A Pechino sembra quasi di vivere in un film: “Tutto ordinato, pulito, stabilito, circostanziato”. In certi momenti si ha la sensazione di trovarsi in una sorta di ‘Truman Show’, dove tutti intorno recitano una parte, ogni giorno. La giornata inizia alle 6, quando Valentina sveglia i suoi due figli per la colazione. “Facciamo il check della temperatura esterna e del livello di inquinamento, per decidere se indossare o meno la mascherina”, spiega. Il pulmino passa alle 7,20, le lezioni iniziano alle 7,50. Valentina arriva in bici o a piedi in ambasciata. Nel pomeriggio i suoi due figli si impegnano in attività extra-scolastiche come nuoto, calcio e kung-fu. Alle 19 si cena rigorosamente in pigiama, alle 20 l’appuntamento via Skype con i nonni in Italia e alle 21 si va a letto.

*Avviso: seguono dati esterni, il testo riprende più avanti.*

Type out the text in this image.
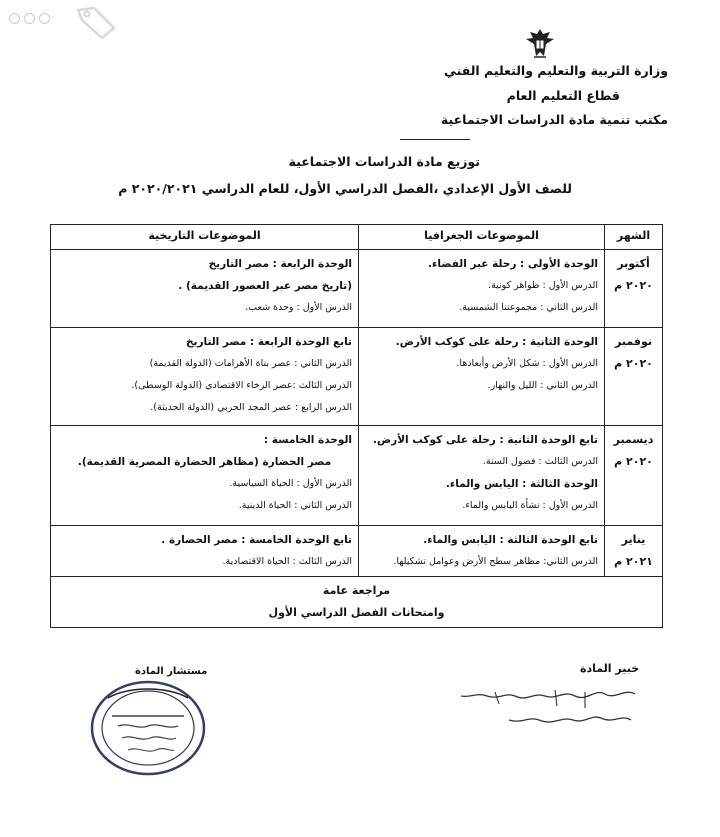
وزارة التربية والتعليم والتعليم الفني
قطاع التعليم العام
مكتب تنمية مادة الدراسات الاجتماعية
توزيع مادة الدراسات الاجتماعية
للصف الأول الإعدادي ،الفصل الدراسي الأول، للعام الدراسي ٢٠٢٠/٢٠٢١ م
الشهر	الموضوعات الجغرافيا	الموضوعات التاريخية

أكتوبر
٢٠٢٠ م	الوحدة الأولى : رحلة عبر الفضاء.
الدرس الأول : ظواهر كونية.
الدرس الثاني : مجموعتنا الشمسية.	الوحدة الرابعة : مصر التاريخ
(تاريخ مصر عبر العصور القديمة) .
الدرس الأول : وحدة شعب.

نوفمبر
٢٠٢٠ م	الوحدة الثانية : رحلة على كوكب الأرض.
الدرس الأول : شكل الأرض وأبعادها.
الدرس الثاني : الليل والنهار.	تابع الوحدة الرابعة : مصر التاريخ
الدرس الثاني : عصر بناة الأهرامات (الدولة القديمة)
الدرس الثالث :عصر الرخاء الاقتصادي (الدولة الوسطى).
الدرس الرابع : عصر المجد الحربي (الدولة الحديثة).

ديسمبر
٢٠٢٠ م	تابع الوحدة الثانية : رحلة على كوكب الأرض.
الدرس الثالث : فصول السنة.
الوحدة الثالثة : اليابس والماء.
الدرس الأول : نشأة اليابس والماء.	الوحدة الخامسة :
مصر الحضارة (مظاهر الحضارة المصرية القديمة).
الدرس الأول : الحياة السياسية.
الدرس الثاني : الحياة الدينية.

يناير
٢٠٢١ م	تابع الوحدة الثالثة : اليابس والماء.
الدرس الثاني: مظاهر سطح الأرض وعوامل تشكيلها.	تابع الوحدة الخامسة : مصر الحضارة .
الدرس الثالث : الحياة الاقتصادية.

مراجعة عامة
وامتحانات الفصل الدراسي الأول		
خبير المادة
مستشار المادة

Valentina e famiglia tornano in Umbria d’estate, quando le giornate sono belle e c’è la possibilità di passare tanto tempo all’aperto: “Passeggiamo nei bellissimi centri storici della regione, ascoltiamo i racconti dei nonni, e ritroviamo tutto quello che a Pechino non abbiamo durante l’anno: l’aria e la famiglia”.

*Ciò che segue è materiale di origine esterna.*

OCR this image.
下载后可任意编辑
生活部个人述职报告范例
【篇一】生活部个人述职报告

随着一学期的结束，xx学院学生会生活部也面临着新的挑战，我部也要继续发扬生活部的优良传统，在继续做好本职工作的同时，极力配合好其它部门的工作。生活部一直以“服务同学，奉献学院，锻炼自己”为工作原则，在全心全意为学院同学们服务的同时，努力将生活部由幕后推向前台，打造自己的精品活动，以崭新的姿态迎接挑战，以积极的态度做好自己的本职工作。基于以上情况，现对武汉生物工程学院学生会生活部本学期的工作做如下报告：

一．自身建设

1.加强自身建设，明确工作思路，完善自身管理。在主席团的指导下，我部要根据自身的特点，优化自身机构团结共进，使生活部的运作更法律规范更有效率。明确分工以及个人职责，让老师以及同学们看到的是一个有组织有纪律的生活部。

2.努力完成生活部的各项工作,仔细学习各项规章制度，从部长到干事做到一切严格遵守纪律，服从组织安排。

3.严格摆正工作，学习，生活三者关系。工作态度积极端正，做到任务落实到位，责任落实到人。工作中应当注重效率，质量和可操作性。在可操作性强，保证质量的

Pur mantenendo un contatto diretto con l’Italia, però, “non penso potrò mai tornare a viverci”, racconta. “Amo il mio Paese – continua –. Ma di un amore malsano, amaro ed opportunista, che troppo spesso sfocia in rancore”. Crescere i figli in Italia? Impossibile: “Le scuole italiane sono oramai antiquate, il Paese è rimasto indietro e il colore della pelle potrebbe diventare solo un problema”, insiste. Una volta al parco in Italia qualcuno – rivolgendosi ai suoi due figli – li ha chiamati ‘negri’. “Qui a Pechino non ci è mai successo”, ricorda. Francesco e Riccardo hanno rispettivamente 12 e 7 anni, parlano tre lingue (italiano, inglese e cinese) e frequentano le scuole inglesi della capitale: “Qui ci sono ragazzi di 50 nazionalità diverse, senza alcuna distinzione tra religione e colore della pelle. In Italia, invece, sarebbe un problema”.

“Le scuole italiane sono oramai antiquate, il Paese è rimasto indietro e il colore della pelle potrebbe diventare solo un problema”

L’obiettivo, comunque, è quello di tornare un giorno nella cara vecchia Europa. Il costo della vita a Pechino è diventato molto alto, soprattutto considerando che in Cina gli stranieri non hanno accesso all’istruzione pubblica e “siamo costretti a pagare di tasca nostra somme importanti per garantire un’istruzione ai nostri figli”.

Per Valentina l’Italia è come un nobile decaduto, che vive nel grande palazzo oramai diroccato: “Ho perso speranza nel nostro Paese – dice –, perché non investe sui giovani e sull’educazione. E così non ha alcun futuro”. Dopo due lauree, tre master e diversi lavori tra Italia, Olanda e Cina, Valentina a 38 anni vuole tirare il fiato: “Devo tutto alla Cina: mio marito, i miei figli, la mia vita professionale, tante amicizie e moltissime esperienze”. Anche se rivendica la sua libertà: “Non mi capacito di come le donne italiane facciano da cameriera alla casa e alla famiglia – continua – Io se non voglio cucinare non cucino. E per fortuna riesco a permettermi un aiuto domestico”, aggiunge. A Pechino nessuno ti chiede quale sia la tua origine, il tuo colore  o la tua religione. “Siamo più liberi che altrove – conclude Valentina –, anche se sappiamo di vivere in un Paese dove anche internet è censurato”.